Tuesday, September 29, 2009

WASHINGTON (AP) — They cashed out retirement funds to build their business during the 2008 presidential campaign. Now they have 3,000 jack-in-the-boxes with smiling Barack Obama puppets inside — all sitting in a California warehouse, waiting to be sprung open for $29.95 apiece.

For Barack-in-the-Box creator Heather Courtney and her husband, David Manzo, the Obamamania that drove sales so fast they could barely keep up during the inauguration is over now. Sales have slowed to a “sporadic drizzle,” the 36-year-old artist said, in part because the president’s just not as popular.

“The sort of rock-star-making-history thing had its peak,” Courtney said. “It seemed like people said, ‘That’s all done now; let’s get down to business.’”

Back in January, it was nearly impossible to escape the Obama commercial boom. His image and words were on millions of T-shirts, posters and commemorative plates. Even Corporate America got in on the Obama blitz with PepsiCo and Swedish furniture store Ikea joining the chorus.

Then came the bailouts, the stimulus, the summer of health-care hollering — all bringing Obama’s approval rating down to about 50 percent — and simply the passage of time after any president’s honeymoon.

The president’s face still sells, though, according to souvenir shop owners in Washington and online retailers. They haven’t turned their backs on Obama just yet.

At the Political Americana store across the street from the White House, there’s a replica of the Oval Office to take your picture with a cardboard cutout of Obama for $5, and most of the merchandise still bears his name.

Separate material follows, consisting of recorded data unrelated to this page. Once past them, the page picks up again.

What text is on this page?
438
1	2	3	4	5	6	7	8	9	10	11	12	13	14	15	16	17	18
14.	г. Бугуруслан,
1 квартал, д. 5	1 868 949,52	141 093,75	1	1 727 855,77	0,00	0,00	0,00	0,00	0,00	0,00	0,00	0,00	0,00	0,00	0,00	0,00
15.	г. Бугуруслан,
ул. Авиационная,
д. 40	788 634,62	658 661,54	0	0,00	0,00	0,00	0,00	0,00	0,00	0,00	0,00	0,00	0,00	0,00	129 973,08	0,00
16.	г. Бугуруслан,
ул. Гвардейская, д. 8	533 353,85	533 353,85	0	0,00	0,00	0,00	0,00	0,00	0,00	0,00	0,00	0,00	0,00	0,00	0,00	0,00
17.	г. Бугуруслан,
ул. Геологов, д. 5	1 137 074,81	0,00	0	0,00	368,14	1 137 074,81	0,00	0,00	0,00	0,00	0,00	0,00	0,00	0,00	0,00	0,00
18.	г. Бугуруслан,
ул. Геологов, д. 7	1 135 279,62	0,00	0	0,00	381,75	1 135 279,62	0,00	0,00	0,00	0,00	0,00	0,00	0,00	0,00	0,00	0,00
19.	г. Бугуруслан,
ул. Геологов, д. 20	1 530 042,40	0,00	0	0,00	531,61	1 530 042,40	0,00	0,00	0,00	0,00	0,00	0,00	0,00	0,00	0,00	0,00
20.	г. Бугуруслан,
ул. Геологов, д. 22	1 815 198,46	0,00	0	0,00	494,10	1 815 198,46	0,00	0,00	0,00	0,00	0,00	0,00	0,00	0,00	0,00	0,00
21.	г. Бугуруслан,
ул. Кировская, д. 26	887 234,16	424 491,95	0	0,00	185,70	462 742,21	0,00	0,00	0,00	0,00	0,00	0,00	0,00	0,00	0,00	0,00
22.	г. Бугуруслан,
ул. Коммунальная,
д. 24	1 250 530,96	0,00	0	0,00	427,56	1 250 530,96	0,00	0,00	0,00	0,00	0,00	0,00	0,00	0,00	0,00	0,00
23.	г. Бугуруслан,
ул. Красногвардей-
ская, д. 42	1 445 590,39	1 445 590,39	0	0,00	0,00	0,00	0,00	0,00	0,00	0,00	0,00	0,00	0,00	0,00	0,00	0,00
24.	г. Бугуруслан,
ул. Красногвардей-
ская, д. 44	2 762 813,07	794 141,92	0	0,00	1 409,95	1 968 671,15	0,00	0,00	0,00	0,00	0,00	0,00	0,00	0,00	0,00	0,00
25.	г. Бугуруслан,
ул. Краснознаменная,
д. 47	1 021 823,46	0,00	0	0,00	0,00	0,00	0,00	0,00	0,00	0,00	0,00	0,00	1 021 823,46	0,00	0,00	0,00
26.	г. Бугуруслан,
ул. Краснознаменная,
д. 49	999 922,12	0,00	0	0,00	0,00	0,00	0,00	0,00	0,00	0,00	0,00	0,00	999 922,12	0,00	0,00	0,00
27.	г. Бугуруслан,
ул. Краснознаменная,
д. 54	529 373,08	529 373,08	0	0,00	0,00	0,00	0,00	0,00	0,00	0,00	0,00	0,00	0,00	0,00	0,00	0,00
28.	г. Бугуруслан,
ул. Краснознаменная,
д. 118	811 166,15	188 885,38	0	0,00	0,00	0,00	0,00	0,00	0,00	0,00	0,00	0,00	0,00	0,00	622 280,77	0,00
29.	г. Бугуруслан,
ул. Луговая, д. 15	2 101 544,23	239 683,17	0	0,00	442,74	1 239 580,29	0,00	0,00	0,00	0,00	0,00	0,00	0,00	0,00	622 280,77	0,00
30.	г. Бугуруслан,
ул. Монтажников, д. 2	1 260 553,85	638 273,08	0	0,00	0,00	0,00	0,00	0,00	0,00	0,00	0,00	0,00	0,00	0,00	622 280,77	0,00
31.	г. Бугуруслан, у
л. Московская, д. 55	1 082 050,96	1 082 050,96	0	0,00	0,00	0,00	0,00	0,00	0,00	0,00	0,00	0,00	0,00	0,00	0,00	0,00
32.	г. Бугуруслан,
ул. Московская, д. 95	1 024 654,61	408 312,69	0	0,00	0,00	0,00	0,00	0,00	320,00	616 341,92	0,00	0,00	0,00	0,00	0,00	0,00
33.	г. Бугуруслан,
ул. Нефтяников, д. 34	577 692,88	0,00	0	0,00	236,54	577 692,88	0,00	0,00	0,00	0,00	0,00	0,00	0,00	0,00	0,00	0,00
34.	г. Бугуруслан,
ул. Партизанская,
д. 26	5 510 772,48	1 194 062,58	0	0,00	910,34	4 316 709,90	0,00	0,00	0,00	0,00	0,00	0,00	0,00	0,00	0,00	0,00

The red, white and blue Obama “Hope” image that appeared on many campaign posters is still the most popular T-shirt, said Joe Caleb, one of the store’s managers.

“The fact that he’s the first African-American president, that’s not going to change,” he said. “People are buying it based on a token of history.”

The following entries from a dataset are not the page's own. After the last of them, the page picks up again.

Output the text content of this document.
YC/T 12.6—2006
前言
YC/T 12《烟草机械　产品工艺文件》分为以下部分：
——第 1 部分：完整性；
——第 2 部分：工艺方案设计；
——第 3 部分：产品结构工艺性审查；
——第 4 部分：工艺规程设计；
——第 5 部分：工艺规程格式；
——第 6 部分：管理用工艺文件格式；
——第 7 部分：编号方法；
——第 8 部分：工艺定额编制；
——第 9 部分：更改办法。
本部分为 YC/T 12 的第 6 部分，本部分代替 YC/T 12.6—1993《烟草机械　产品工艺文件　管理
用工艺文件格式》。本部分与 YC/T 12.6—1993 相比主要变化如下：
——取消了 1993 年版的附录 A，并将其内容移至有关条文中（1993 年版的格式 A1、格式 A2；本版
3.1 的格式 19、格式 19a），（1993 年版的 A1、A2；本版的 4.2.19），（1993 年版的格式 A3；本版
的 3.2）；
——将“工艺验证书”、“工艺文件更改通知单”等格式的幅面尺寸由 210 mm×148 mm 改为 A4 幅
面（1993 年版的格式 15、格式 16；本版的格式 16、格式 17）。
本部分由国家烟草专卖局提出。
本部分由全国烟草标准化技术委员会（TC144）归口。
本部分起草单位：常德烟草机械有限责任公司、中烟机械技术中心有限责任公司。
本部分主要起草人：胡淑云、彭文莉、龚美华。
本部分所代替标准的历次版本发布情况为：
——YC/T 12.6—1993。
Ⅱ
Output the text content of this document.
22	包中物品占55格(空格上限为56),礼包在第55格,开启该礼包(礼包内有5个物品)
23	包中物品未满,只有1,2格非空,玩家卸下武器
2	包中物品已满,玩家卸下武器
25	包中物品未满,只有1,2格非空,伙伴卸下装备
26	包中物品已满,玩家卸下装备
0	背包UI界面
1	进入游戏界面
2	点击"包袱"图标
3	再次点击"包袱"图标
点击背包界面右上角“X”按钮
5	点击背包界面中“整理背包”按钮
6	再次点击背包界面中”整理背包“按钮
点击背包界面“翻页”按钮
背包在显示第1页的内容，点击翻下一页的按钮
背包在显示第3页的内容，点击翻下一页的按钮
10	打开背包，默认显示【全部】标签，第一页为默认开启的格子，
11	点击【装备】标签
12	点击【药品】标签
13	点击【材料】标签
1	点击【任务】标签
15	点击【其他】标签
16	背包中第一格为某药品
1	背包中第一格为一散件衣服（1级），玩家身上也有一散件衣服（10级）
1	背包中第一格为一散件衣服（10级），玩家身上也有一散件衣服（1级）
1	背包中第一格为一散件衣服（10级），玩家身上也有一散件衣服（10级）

Sales have slowed considerably from the inauguration, when a line of customers snaked around the corner. But there’s still a steady flow of tourists — many who have just visited the Obama White House.

But the mood can change overnight. On Sept. 12, the store’s other location on Pennsylvania Avenue had to bring a usually popular sidewalk cardboard cutout of Obama inside as thousands of protesters crowded the street.

“They were tearing him up,” Caleb said. The only posters selling that day were ones the protesters could draw on to show their distaste.

Kathy Kelly, a Republican from Starkville, Miss., recently visited the shop and found only a few trinkets to suit her political tastes, including a “Friends Don’t Let Friends Vote Democrat” mug. She said she wouldn’t mind finding an anti-Obama store because the hype is “getting tired.”

Not so, says another souvenir store manager in Washington, where 80 percent of the merchandise is still all Obama. The “Inaugural Superstore” was supposed to be a temporary fixture on 7th Street but stayed open indefinitely because sales remained strong.

Some of the more irreverent shirts sell best, said manager Aisha Williams. There’s the “Obama is my Home Boy” shirts or Obama as “The Soul Brotha,” fashioned after “The Godfather” movie poster.